582 F. Supp. 1272, 1984 U.S. Dist. LEXIS 18471
CourtDistrict Court, E.D. Wisconsin
DecidedMarch 20, 1984
DocketNos. 82-CR-90, 82-CR-112
StatusPublished

This text of 582 F. Supp. 1272 (United States v. Feekes) is published on Counsel Stack Legal Research, covering District Court, E.D. Wisconsin primary law. Counsel Stack provides free access to over 12 million legal documents including statutes, case law, regulations, and constitutions.

Bluebook
United States v. Feekes, 582 F. Supp. 1272, 1984 U.S. Dist. LEXIS 18471 (E.D. Wis. 1984).

Opinion

DECISION and ORDER

MYRON L. GORDON, Senior District Judge.

The defendant in these cases has filed a motion pursuant to 28 U.S.C. § 2255 to vacate, set aside, or correct sentence. Having considered Mr. Feekes’ motion, the answer of the United States Attorney, and the files and records of this case, I conclude that the motion must be denied.

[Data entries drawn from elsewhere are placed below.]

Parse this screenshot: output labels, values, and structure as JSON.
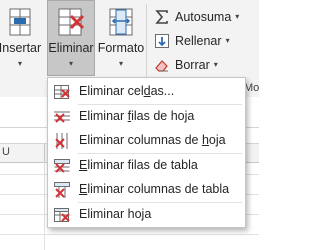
{
  "ribbon": {
    "insertar": {
      "label": "Insertar",
      "caret": "▾"
    },
    "eliminar": {
      "label": "Eliminar",
      "caret": "▾"
    },
    "formato": {
      "label": "Formato",
      "caret": "▾"
    },
    "autosuma": {
      "label": "Autosuma",
      "caret": "▾"
    },
    "rellenar": {
      "label": "Rellenar",
      "caret": "▾"
    },
    "borrar": {
      "label": "Borrar",
      "caret": "▾"
    },
    "group_cut_label": "Mo"
  },
  "sheet": {
    "column_header_cut": "U"
  },
  "menu": {
    "items": [
      {
        "pre": "Eliminar cel",
        "key": "d",
        "post": "as...",
        "icon": "delete-cells-icon"
      },
      {
        "pre": "Eliminar ",
        "key": "f",
        "post": "ilas de hoja",
        "icon": "delete-sheet-rows-icon"
      },
      {
        "pre": "Eliminar columnas de ",
        "key": "h",
        "post": "oja",
        "icon": "delete-sheet-columns-icon"
      },
      {
        "pre": "",
        "key": "E",
        "post": "liminar filas de tabla",
        "icon": "delete-table-rows-icon"
      },
      {
        "pre": "",
        "key": "E",
        "post": "liminar columnas de tabla",
        "icon": "delete-table-columns-icon"
      },
      {
        "pre": "Eliminar ho",
        "key": "j",
        "post": "a",
        "icon": "delete-sheet-icon"
      }
    ]
  },
  "colors": {
    "ribbon_bg": "#f3f3f3",
    "pressed_bg": "#c7c7c7",
    "delete_red": "#d13438",
    "icon_gray": "#555555",
    "icon_blue": "#2b6cb0"
  }
}
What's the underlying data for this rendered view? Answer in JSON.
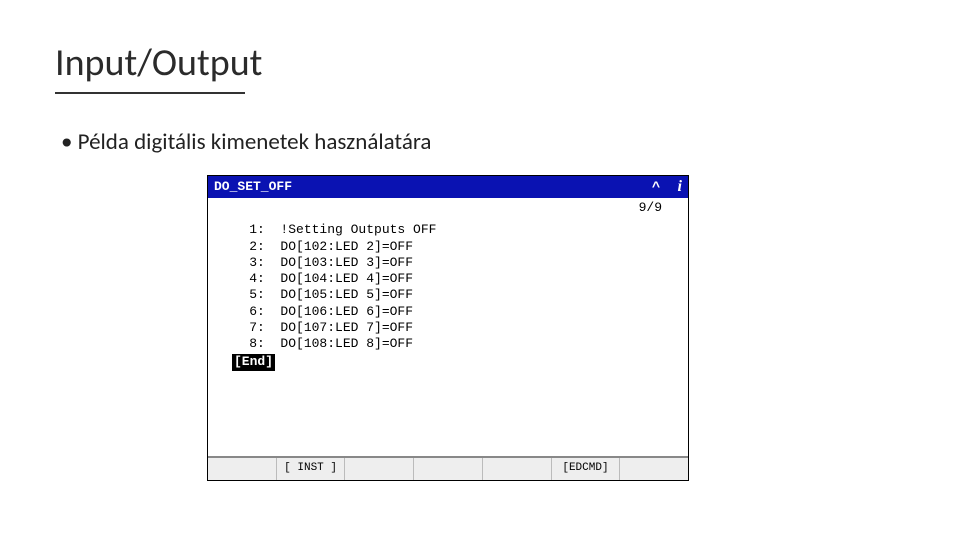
{
  "slide": {
    "title": "Input/Output",
    "bullet": "Példa digitális kimenetek használatára"
  },
  "pendant": {
    "program_name": "DO_SET_OFF",
    "info_symbol": "i",
    "caret_symbol": "^",
    "line_counter": "9/9",
    "lines": [
      {
        "n": "1:",
        "text": "  !Setting Outputs OFF"
      },
      {
        "n": "2:",
        "text": "  DO[102:LED 2]=OFF"
      },
      {
        "n": "3:",
        "text": "  DO[103:LED 3]=OFF"
      },
      {
        "n": "4:",
        "text": "  DO[104:LED 4]=OFF"
      },
      {
        "n": "5:",
        "text": "  DO[105:LED 5]=OFF"
      },
      {
        "n": "6:",
        "text": "  DO[106:LED 6]=OFF"
      },
      {
        "n": "7:",
        "text": "  DO[107:LED 7]=OFF"
      },
      {
        "n": "8:",
        "text": "  DO[108:LED 8]=OFF"
      }
    ],
    "end_label": "[End]",
    "softkeys": [
      "",
      "[ INST ]",
      "",
      "",
      "",
      "[EDCMD]",
      ""
    ]
  }
}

On July 20, 1982, Mr. Feekes pled guilty, pursuant to a plea agreement, to a one-count information that charged him with [1274]*1274having committed a robbery on February 3, 1982, at the First Savings Bank in West Allis, Wisconsin (case no. 82-CR-90). On August 27, 1982, also in accordance with a plea agreement, Mr. Feekes pled guilty to a second one-count information charging him with having committed a robbery on January 22, 1982, of the Tri-City National Bank in West Allis (case no. 82-CR-112). On August 27, 1982,1 sentenced Mr. Feekes to 25 years imprisonment for the robbery charged in case no. 82-CR-90 and 10 years consecutive imprisonment for the robbery charged in case no. 82-CR-112.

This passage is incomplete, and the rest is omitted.